The talk concludes by expanding to other soil-based CDR pathways and raising emerging questions around model governance: What constitutes “fit-for-purpose” modeling in carbon markets, and how should model-based evidence be evaluated when used to substantiate claims of durable CO₂ removal?
Interview with Katharine Maher
- Your research spans geochemistry and climate—how do porous media fit into that picture?
All carbon cycling takes place in porous media, including long-term chemical weathering and highly engineered carbon dioxide removal. Effectively, it is a critical interface between carbon in the atmosphere and the storage reservoirs of the biosphere and geosphere. As we move towards large-scale carbon dioxide removal, porous media is central.
- What new insights are we gaining about mineral-fluid interactions and the carbon cycle?
The need to quantify carbon fluxes with greater temporal and spatial resolution, and with defined uncertainty, is increasingly urgent as carbon policy and carbon markets expand. We are learning that measuring mineral-fluid interactions and corresponding carbon fluxes at the precision desired by the marketplace is challenging and expensive. This is motivating the development of new tools and approaches.
- What tools or approaches are reshaping research in your field?
Reactive transport models have long been an important tool for interrogating fluid-mineral interactions, but I am excited about integration with other approaches from data science to machine learning/AI that can help us to interrogate the knowledge encoded in increasingly complex models.
- How can the porous media community contribute to climate solutions?
Science and engineering expertise is critical to ensuring that carbon dioxide removal strategies achieve atmospheric outcomes. In addition to continued emphasis on the physics and chemistry problems, critical technical review of climate claims by companies and countries is increasingly urgent.
- What do you hope to gain from engaging with the InterPore audience?

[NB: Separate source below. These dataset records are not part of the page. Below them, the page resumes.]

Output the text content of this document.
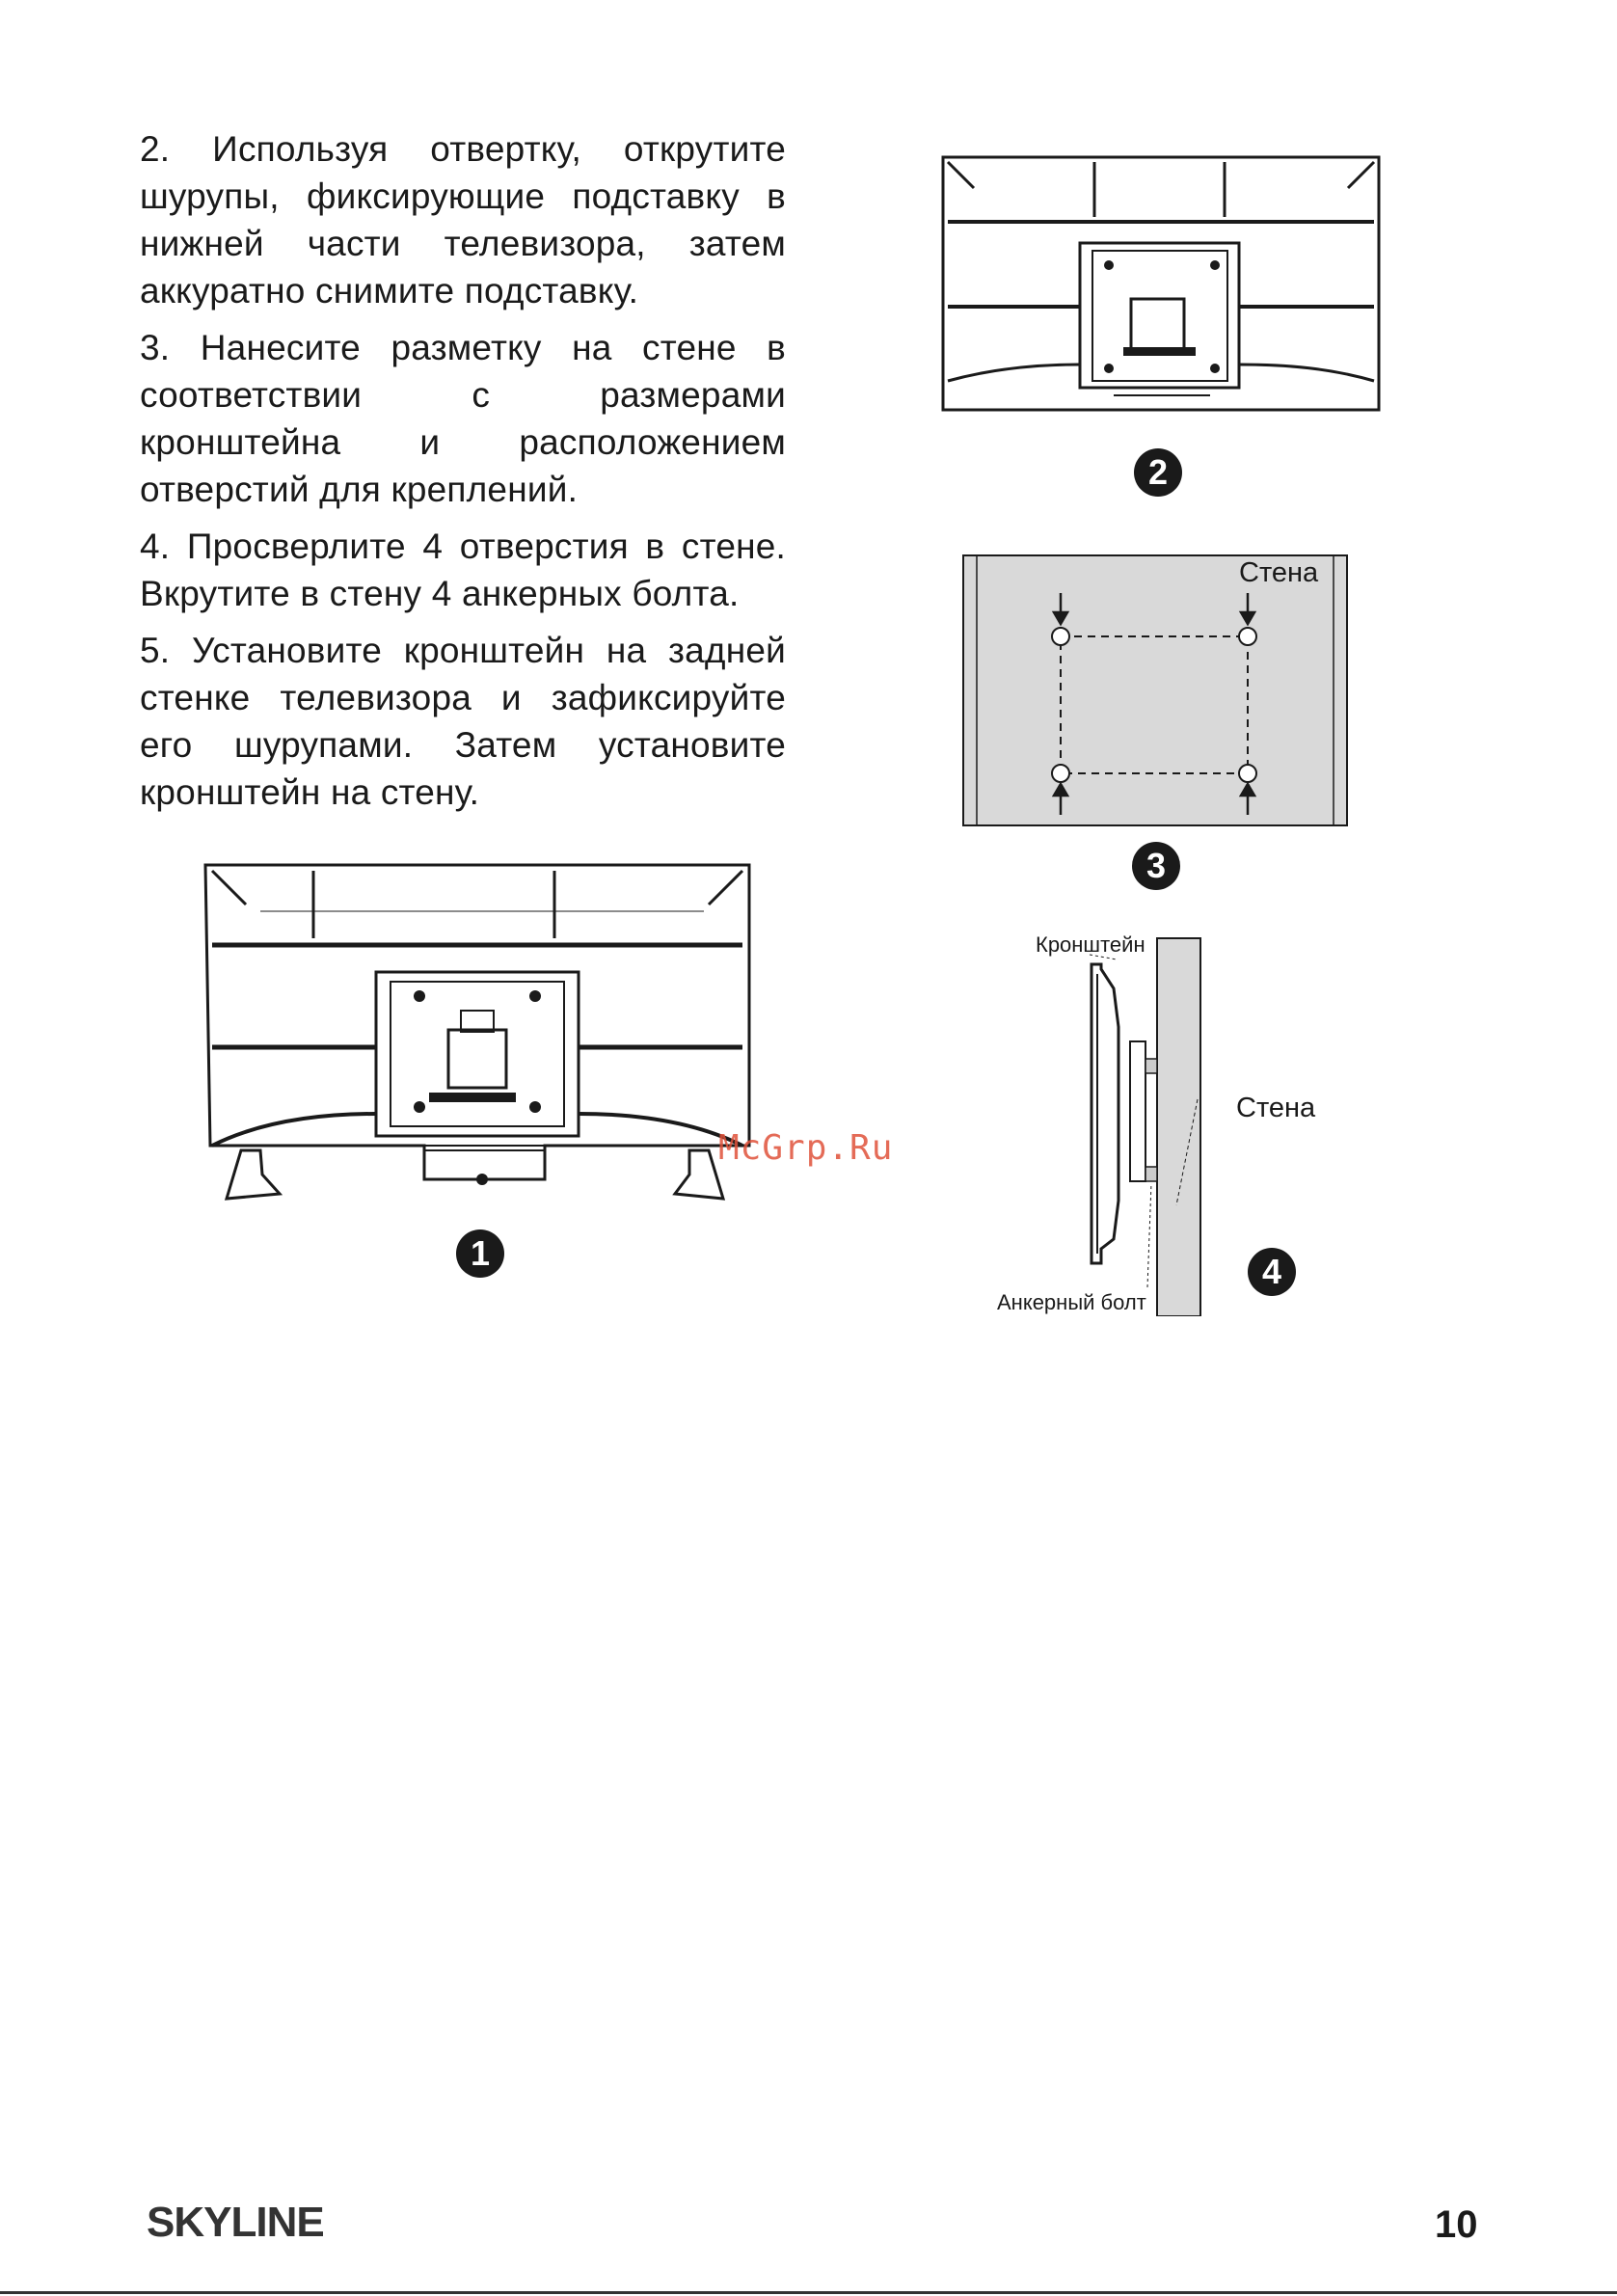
2. Используя отвертку, открутите шурупы, фиксирующие подставку в нижней части телевизора, затем аккуратно снимите подставку.

3. Нанесите разметку на стене в соответствии с размерами кронштейна и расположением отверстий для креплений.

4. Просверлите 4 отверстия в стене. Вкрутите в стену 4 анкерных болта.

5. Установите кронштейн на задней стенке телевизора и зафиксируйте его шурупами. Затем установите кронштейн на стену.

1
2
Стена
3
Кронштейн
Стена
Анкерный болт
4
McGrp.Ru
SKYLINE	10
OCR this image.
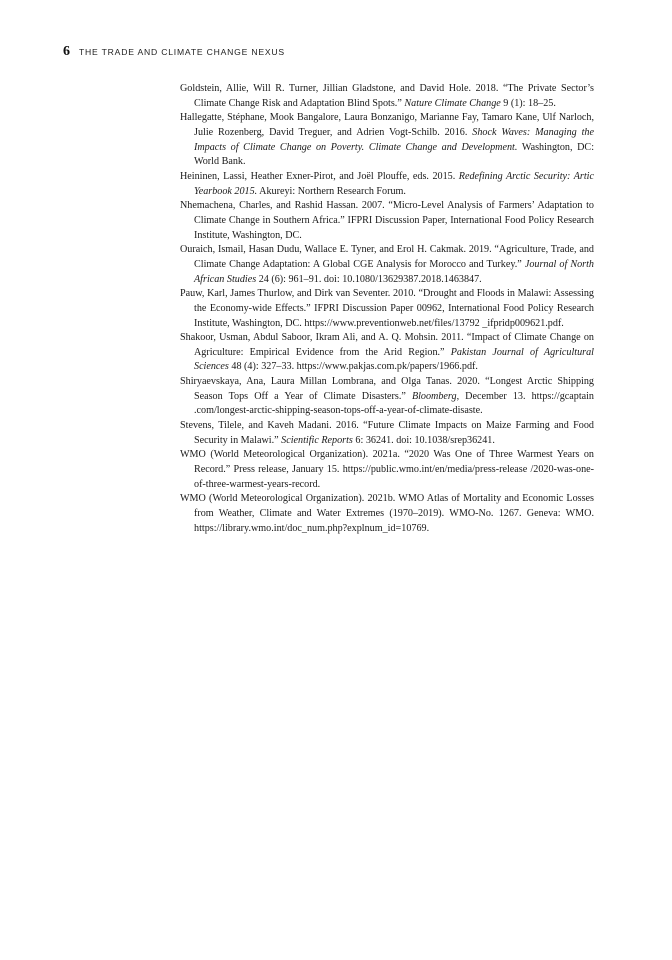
6 THE TRADE AND CLIMATE CHANGE NEXUS
Goldstein, Allie, Will R. Turner, Jillian Gladstone, and David Hole. 2018. “The Private Sector’s Climate Change Risk and Adaptation Blind Spots.” Nature Climate Change 9 (1): 18–25.
Hallegatte, Stéphane, Mook Bangalore, Laura Bonzanigo, Marianne Fay, Tamaro Kane, Ulf Narloch, Julie Rozenberg, David Treguer, and Adrien Vogt-Schilb. 2016. Shock Waves: Managing the Impacts of Climate Change on Poverty. Climate Change and Development. Washington, DC: World Bank.
Heininen, Lassi, Heather Exner-Pirot, and Joël Plouffe, eds. 2015. Redefining Arctic Security: Artic Yearbook 2015. Akureyi: Northern Research Forum.
Nhemachena, Charles, and Rashid Hassan. 2007. “Micro-Level Analysis of Farmers’ Adaptation to Climate Change in Southern Africa.” IFPRI Discussion Paper, International Food Policy Research Institute, Washington, DC.
Ouraich, Ismail, Hasan Dudu, Wallace E. Tyner, and Erol H. Cakmak. 2019. “Agriculture, Trade, and Climate Change Adaptation: A Global CGE Analysis for Morocco and Turkey.” Journal of North African Studies 24 (6): 961–91. doi: 10.1080/13629387.2018.1463847.
Pauw, Karl, James Thurlow, and Dirk van Seventer. 2010. “Drought and Floods in Malawi: Assessing the Economy-wide Effects.” IFPRI Discussion Paper 00962, International Food Policy Research Institute, Washington, DC. https://www.preventionweb.net/files/13792 _ifpridp009621.pdf.
Shakoor, Usman, Abdul Saboor, Ikram Ali, and A. Q. Mohsin. 2011. “Impact of Climate Change on Agriculture: Empirical Evidence from the Arid Region.” Pakistan Journal of Agricultural Sciences 48 (4): 327–33. https://www.pakjas.com.pk/papers/1966.pdf.
Shiryaevskaya, Ana, Laura Millan Lombrana, and Olga Tanas. 2020. “Longest Arctic Shipping Season Tops Off a Year of Climate Disasters.” Bloomberg, December 13. https://gcaptain .com/longest-arctic-shipping-season-tops-off-a-year-of-climate-disaste.
Stevens, Tilele, and Kaveh Madani. 2016. “Future Climate Impacts on Maize Farming and Food Security in Malawi.” Scientific Reports 6: 36241. doi: 10.1038/srep36241.
WMO (World Meteorological Organization). 2021a. “2020 Was One of Three Warmest Years on Record.” Press release, January 15. https://public.wmo.int/en/media/press-release /2020-was-one-of-three-warmest-years-record.
WMO (World Meteorological Organization). 2021b. WMO Atlas of Mortality and Economic Losses from Weather, Climate and Water Extremes (1970–2019). WMO-No. 1267. Geneva: WMO. https://library.wmo.int/doc_num.php?explnum_id=10769.
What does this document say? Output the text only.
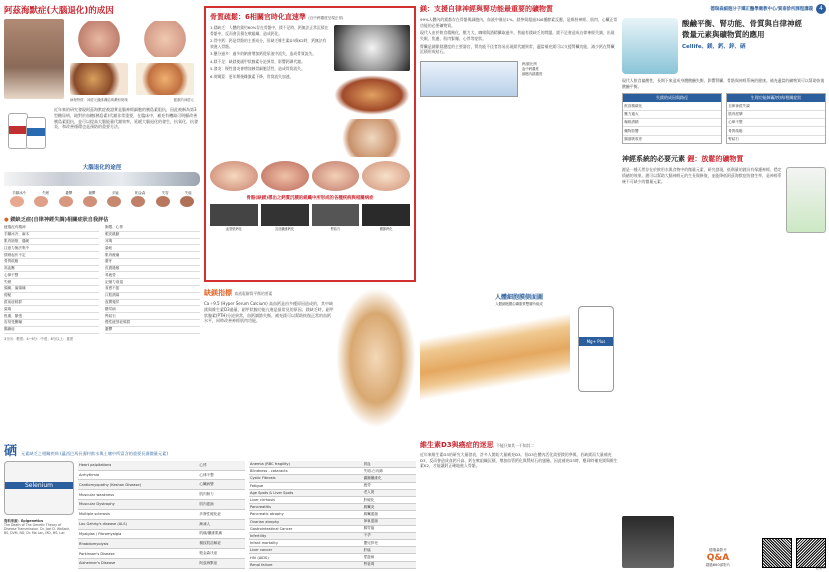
阿茲海默症(大腦退化)的成因
病理特徵：神經元纖維纏結與澱粉斑塊	健康的神經元
近年來的研究發現阿茲海默症被證實是腦神經細胞的胰島素阻抗，因此被稱為第3型糖尿病，鉻對於血糖(胰島素)代謝非常重要，在臨床中，補充有機鉻可明顯改善胰島素阻抗，並可以提高大腦能量代謝效率，延緩大腦退化的發生，抗氧化、抗發炎、和改善循環也是預防的重要方法。
大腦退化的途徑
手腳冰冷	失眠	憂鬱	躁鬱	多疑	帕金森	失智	失能
● 鎂缺乏症(自律神經失調)相關症狀自我評估
疲倦沒有精神
手腳冰冷、麻木
肌肉抽筋、僵硬
注意力無法集中
情緒起伏不定
骨質疏鬆
高血壓
心律不整
失眠
頭痛、偏頭痛
便秘
經前症候群
氣喘
焦慮、緊張
容易受驚嚇
腸躁症
胸悶、心悸
眼皮跳動
耳鳴
暈眩
肌肉痠痛
磨牙
皮膚過敏
易疲勞
記憶力衰退
食慾不振
口腔潰瘍
夜間頻尿
糖尿病
腎結石
慢性疲勞症候群
憂鬱
3分內：輕度；4~6分：中度；8分以上：重度
骨質疏鬆：6相關官時化直速準 (自中鈣濃度呈現正常)

1.鎂缺乏：人體的鎂約60%存在骨骼中，鎂不足時，鈣無法正常沉積在骨骼中，反而會沉積在軟組織，造成鈣化。

2.骨中鈣：鈣是骨骼的主要成分，但缺乏維生素D3與K2時，鈣無法有效進入骨骼。

3.鹽分過多：過多的鈉會增加鈣從尿液中流失，造成骨質流失。

4.鎂不足：缺鎂使副甲狀腺素分泌異常，影響鈣磷代謝。

5.發炎：慢性發炎會增加蝕骨細胞活性，造成骨質流失。

6.荷爾蒙：更年期後雌激素下降，骨質流失加速。

骨骼(缺鎂)導出之鈣質沉積的組織中所形成的各種疾病與相關病症
血管壁鈣化	乳房纖維鈣化	腎結石	關節鈣化
缺鎂指標 血液電解質平衡的要素
Ca＋9.5 (Hyper Serum Calcium) 高血鈣是由多種原因造成的，其中缺鎂與維生素D3過量、副甲狀腺功能亢進是最常見的原因。鎂缺乏時，副甲狀腺素(PTH)分泌異常，血鈣調節失衡。補充鎂可以幫助恢復正常的血鈣水平，同時改善神經肌肉功能。
鎂：支援自律神經與腎功能最重要的礦物質

99%人體內的鎂都存在骨骼與細胞內，血液中僅佔1%。鎂參與超過300種酵素反應，是維持神經、肌肉、心臟正常功能的必要礦物質。

現代人由於飲食精緻化、壓力大、咖啡與酒精攝取過多，普遍有鎂缺乏的問題。鎂不足會造成自律神經失調，出現失眠、焦慮、肌肉緊繃、心悸等症狀。

腎臟是調節鎂濃度的主要器官，腎功能不佳者容易出現鎂代謝異常，適當補充鎂可以支援腎臟功能，減少鈣在腎臟沉積形成結石。

鈣/鎂比例
血中鈣濃度
細胞內鎂濃度
人體細胞膜側面圖
人體細胞膜由磷脂質雙層所組成
Mg+ Plus
維生素D3與癌症的迷思 不能只知其一不知其二
近年來維生素D3的研究大量發表，許多人開始大量補充D3。但D3在體內活化需要鎂的參與，若缺鎂而大量補充D3，反而會造成血鈣升高、鈣在軟組織沉積，增加血管鈣化與腎結石的風險。因此補充D3時，應同時補充鎂與維生素K2，才能讓鈣正確地進入骨骼。
德瑞森細胞分子矯正醫學衛教中心/賀泰診所課程講義	4
酸鹼平衡、腎功能、骨質與自律神經
微量元素與礦物質的應用
Cellife、鎂、鈣、鋅、硒
現代人飲食偏酸性，長期下來造成身體酸鹼失衡，影響腎臟、骨骼與神經系統的健康。補充適當的礦物質可以幫助恢復酸鹼平衡。
失鎂的成因與路徑
飲食精緻化
壓力過大
咖啡酒精
藥物影響
腸道吸收差
生理功能障礙/疾病/相關症狀
自律神經失調
肌肉痙攣
心律不整
骨質疏鬆
腎結石
神經系統的必要元素 鋰：放鬆的礦物質
鋰是一種天然存在於飲用水與食物中的微量元素，研究發現，低劑量的鋰具有保護神經、穩定情緒的效果。鋰可以幫助大腦神經元的生長與修復，並能降低阿茲海默症的發生率，是神經系統不可缺少的微量元素。
德瑞森影片
Q&A
超過600部影片
訂閱YT
硒 元素缺乏之相關疾病 (蘊西巴馬長壽村飲水與土壤中所富含的重要長壽微量元素)
Selenium
資料來源：Epigenetics
The Death of The Genetic Theory of Disease Transmission. Dr. Joel D. Wallach, BS, DVM, ND, Dr. Ma Lan, MD, MS, Lac
Heart palpitations	心悸
Arrhythmia	心律不整
Cardiomyopathy (Keshan Disease)	心臟病變
Muscular weakness	肌肉無力
Muscular Dystrophy	肌肉萎縮
Multiple sclerosis	多發性硬化症
Lou Gehrig's disease (ALS)	漸凍人
Myalgias / Fibromyalgia	肌痛/纖維肌痛
Rhabdomyolysis	橫紋肌溶解症
Parkinson's Disease	帕金森氏症
Alzheimer's Disease	阿茲海默症
Anemia (RBC fragility)	貧血
Blindness - cataracts	失明-白內障
Cystic Fibrosis	囊腫纖維化
Fatigue	疲勞
Age Spots & Liver Spots	老人斑
Liver cirrhosis	肝硬化
Pancreatitis	胰臟炎
Pancreatic atrophy	胰臟萎縮
Ovarian atrophy	卵巢萎縮
Gastrointestinal Cancer	腸胃癌
Infertility	不孕
Infant mortality	嬰兒猝死
Liver cancer	肝癌
HIV (AIDS)	愛滋病
Renal failure	腎衰竭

The convergence of science with markets highlights the continued existence of grand challenges involving porous media, from understanding the discrepancies between laboratory and field rates, to the mixing of solutes in complex porous media, to the dynamics of protons and other ions at interfaces. I am excited to learn about continual advances that improve our understanding of these processes, as well as to learn about translational efforts that might enable these advances to transition into practice.
About Katharine Maher
Kate Maher is a Professor of Earth System Science at Stanford University and a Senior Fellow at the Woods Institute for the Environment. Dr. Maher’s work integrates field data, advanced computational models, and machine learning approaches to advance the sustainable engineering of earth systems, including soil-based carbon dioxide removal, water management, and carbon cycling in soil. Over two decades of research, she has developed methods to quantify enhanced weathering processes, greenhouse gas fluxes in soils, and subsurface carbon storage and mineralization, addressing global challenges in carbon and water management. Central to this work has been the creation of data science tools that combine scientific models with decision-making frameworks. She is a recipient of the James B. Macelwane Medal, a Fellow of the American Geophysical Union, and is recognized for her work on the carbon cycle in a permanent exhibit in the Smithsonian Museum of Natural History. Kate received her B.A. from Dartmouth College in Environmental Earth Science, an M.S. in Civil and Environmental Engineering from U.C. Berkeley, and a Ph.D. in Earth and Planetary Sciences also from U.C. Berkely. Prior to joining the faculty at Stanford, she was a Mendenhall Postdoctoral Fellow with the U.S. Geological Survey.